Recordo-me dos meus tempos de liceu, já lá vão uns bons anos, dos meus amigos de então. Um deles continua a acompanhar a minha vida e eu a dele. É um dos meus melhores amigos. Daqueles que podemos estar tempos sem ver, mas quando nos encontramos é como se tivesse sido apenas ontem a ultima vez que estivemos juntos. Mas não é dele que quero falar.
Lembro-me que fazíamos juntos o percurso de nossas casas até ao liceu, morávamos muito perto um do outro. Nesse percurso que fazíamos passávamos por um muro, onde todos os dias estava um menino da nossa idade sentado num banco, a ver passar o mundo por ele. Quando passávamos olhava para nós, e nós para ele e continuávamos, ele no seu sitio de sempre e nós de passagem. Praticamente todos os dias de semana o encontrávamos no mesmo local, com os seus calções ou calças de ganga, conforme fosse verão ou inverno, com os seus óculos de massa preta, o seu cabelo preto de corte mais ou menos curto, mas sempre na mesma. Sempre sentado a ver passar pessoas, carros, cães, gatos, o que fosse. Era como se ele e o muro fossem um só. De tanto estarmos habituados a vê-lo, acho que por vezes o confundíamos com o muro, pois tal como o muro ele estava lá. Sempre.
O tempo em que estive no liceu, (e foram alguns anos, desde o 7º até ao 12º), fiz esse percurso, lembro-me sempre dele lá, sentado no seu banco, cresceu connosco, fez-se adolescente como nós, mas enquanto nós passávamos, ele estava sempre lá. Como se aquele fosse o seu único sitio possível, como se para ele nada mais pudesse haver. Enquanto nós passávamos por todas as tribulações da adolescência, ele lá estava, sempre na mesma, como se fosse um marcador do tempo, a quem essas experiencias por infortúnio da vida, estavam proibidas, ou fora de alcance.

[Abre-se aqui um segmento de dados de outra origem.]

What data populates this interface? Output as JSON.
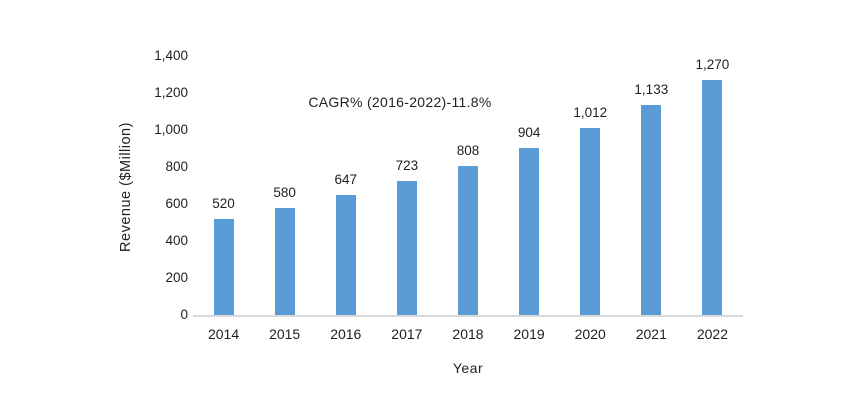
{
  "chart_data": {
    "type": "bar",
    "title": "",
    "xlabel": "Year",
    "ylabel": "Revenue ($Million)",
    "annotation": "CAGR% (2016-2022)-11.8%",
    "categories": [
      "2014",
      "2015",
      "2016",
      "2017",
      "2018",
      "2019",
      "2020",
      "2021",
      "2022"
    ],
    "values": [
      520,
      580,
      647,
      723,
      808,
      904,
      1012,
      1133,
      1270
    ],
    "value_labels": [
      "520",
      "580",
      "647",
      "723",
      "808",
      "904",
      "1,012",
      "1,133",
      "1,270"
    ],
    "ylim": [
      0,
      1400
    ],
    "ytick_step": 200,
    "ytick_labels": [
      "0",
      "200",
      "400",
      "600",
      "800",
      "1,000",
      "1,200",
      "1,400"
    ],
    "grid": "off",
    "legend": "none",
    "bar_color": "#5b9bd5",
    "axis_line_color": "#d9d9d9",
    "text_color": "#1f1f1f",
    "background_color": "#ffffff"
  }
}
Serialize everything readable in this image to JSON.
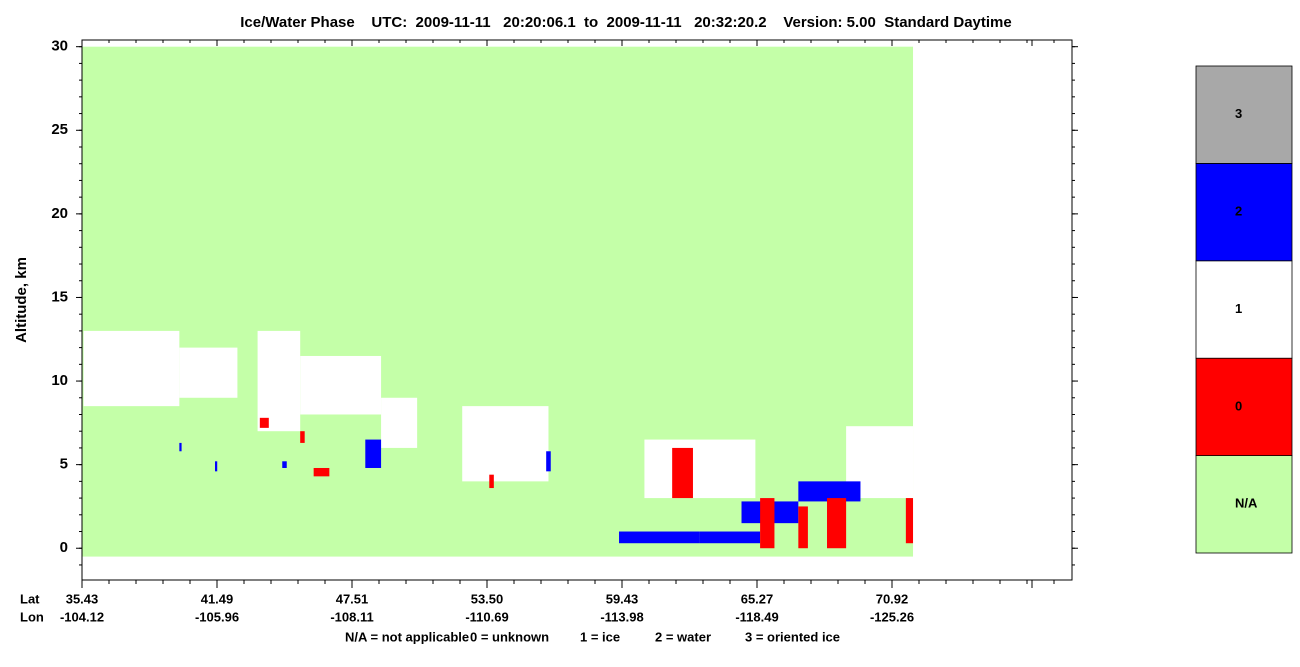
{
  "chart_data": {
    "type": "phase-map",
    "title": "Ice/Water Phase    UTC:  2009-11-11   20:20:06.1  to  2009-11-11   20:32:20.2    Version: 5.00  Standard Daytime",
    "y_label": "Altitude, km",
    "ylim": [
      -1.9,
      30.4
    ],
    "yticks": [
      0,
      5,
      10,
      15,
      20,
      25,
      30
    ],
    "x_row_labels": [
      "Lat",
      "Lon"
    ],
    "lat_ticks": [
      35.43,
      41.49,
      47.51,
      {
        "value": 53.5,
        "label": "53.50"
      },
      59.43,
      65.27,
      70.92
    ],
    "lon_ticks": [
      -104.12,
      -105.96,
      -108.11,
      -110.69,
      -113.98,
      -118.49,
      -125.26
    ],
    "classes": [
      {
        "label": "N/A",
        "color": "#c4ffa8"
      },
      {
        "label": "0",
        "color": "#ff0000"
      },
      {
        "label": "1",
        "color": "#ffffff"
      },
      {
        "label": "2",
        "color": "#0000ff"
      },
      {
        "label": "3",
        "color": "#a8a8a8"
      }
    ],
    "key": [
      "N/A = not applicable",
      "0 = unknown",
      "1 = ice",
      "2 = water",
      "3 = oriented ice"
    ],
    "regions": [
      {
        "lat": [
          35.43,
          71.8
        ],
        "alt": [
          -0.5,
          30
        ],
        "phase": "N/A"
      },
      {
        "lat": [
          35.5,
          39.8
        ],
        "alt": [
          8.5,
          13
        ],
        "phase": "1"
      },
      {
        "lat": [
          39.8,
          42.4
        ],
        "alt": [
          9,
          12
        ],
        "phase": "1"
      },
      {
        "lat": [
          43.3,
          45.2
        ],
        "alt": [
          7,
          13
        ],
        "phase": "1"
      },
      {
        "lat": [
          45.2,
          48.8
        ],
        "alt": [
          8,
          11.5
        ],
        "phase": "1"
      },
      {
        "lat": [
          48.8,
          50.4
        ],
        "alt": [
          6,
          9
        ],
        "phase": "1"
      },
      {
        "lat": [
          52.4,
          56.2
        ],
        "alt": [
          4,
          8.5
        ],
        "phase": "1"
      },
      {
        "lat": [
          60.4,
          65.2
        ],
        "alt": [
          3,
          6.5
        ],
        "phase": "1"
      },
      {
        "lat": [
          69.0,
          71.8
        ],
        "alt": [
          3,
          7.3
        ],
        "phase": "1"
      },
      {
        "lat": [
          59.3,
          62.8
        ],
        "alt": [
          0.3,
          1
        ],
        "phase": "2"
      },
      {
        "lat": [
          62.8,
          65.4
        ],
        "alt": [
          0.3,
          1
        ],
        "phase": "2"
      },
      {
        "lat": [
          64.6,
          67.0
        ],
        "alt": [
          1.5,
          2.8
        ],
        "phase": "2"
      },
      {
        "lat": [
          67.0,
          69.6
        ],
        "alt": [
          2.8,
          4
        ],
        "phase": "2"
      },
      {
        "lat": [
          39.8,
          39.9
        ],
        "alt": [
          5.8,
          6.3
        ],
        "phase": "2"
      },
      {
        "lat": [
          41.4,
          41.5
        ],
        "alt": [
          4.6,
          5.2
        ],
        "phase": "2"
      },
      {
        "lat": [
          44.4,
          44.6
        ],
        "alt": [
          4.8,
          5.2
        ],
        "phase": "2"
      },
      {
        "lat": [
          48.1,
          48.8
        ],
        "alt": [
          4.8,
          6.5
        ],
        "phase": "2"
      },
      {
        "lat": [
          56.1,
          56.3
        ],
        "alt": [
          4.6,
          5.8
        ],
        "phase": "2"
      },
      {
        "lat": [
          61.6,
          62.5
        ],
        "alt": [
          3,
          6
        ],
        "phase": "0"
      },
      {
        "lat": [
          65.4,
          66.0
        ],
        "alt": [
          0,
          3
        ],
        "phase": "0"
      },
      {
        "lat": [
          67.0,
          67.4
        ],
        "alt": [
          0,
          2.5
        ],
        "phase": "0"
      },
      {
        "lat": [
          68.2,
          69.0
        ],
        "alt": [
          0,
          3
        ],
        "phase": "0"
      },
      {
        "lat": [
          71.5,
          71.8
        ],
        "alt": [
          0.3,
          3
        ],
        "phase": "0"
      },
      {
        "lat": [
          43.4,
          43.8
        ],
        "alt": [
          7.2,
          7.8
        ],
        "phase": "0"
      },
      {
        "lat": [
          45.2,
          45.4
        ],
        "alt": [
          6.3,
          7
        ],
        "phase": "0"
      },
      {
        "lat": [
          45.8,
          46.5
        ],
        "alt": [
          4.3,
          4.8
        ],
        "phase": "0"
      },
      {
        "lat": [
          53.6,
          53.8
        ],
        "alt": [
          3.6,
          4.4
        ],
        "phase": "0"
      }
    ]
  }
}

Tenho a certeza do profundo amor que a mãe dele tinha por ele, vi isso por várias vezes, enquanto passava no meu caminho. Mas sempre me perguntei o que seria dele um dia, quando a mãe lhe faltasse, quem o amaria daquela forma, quem cuidaria dele, o que seria dele.
Os anos passaram, eu já não sei dele, nunca mais o vi, não sei o que lhe aconteceu. Espero de todo o coração que esteja bem, e feliz. Havia nele uma inocência imensa, uma bondade nos olhos que se via a quilómetros, e apesar de estar naquele banquinho junto ao muro, sentia que era feliz. Ver passar o mundo por ele era algo que lhe dava prazer.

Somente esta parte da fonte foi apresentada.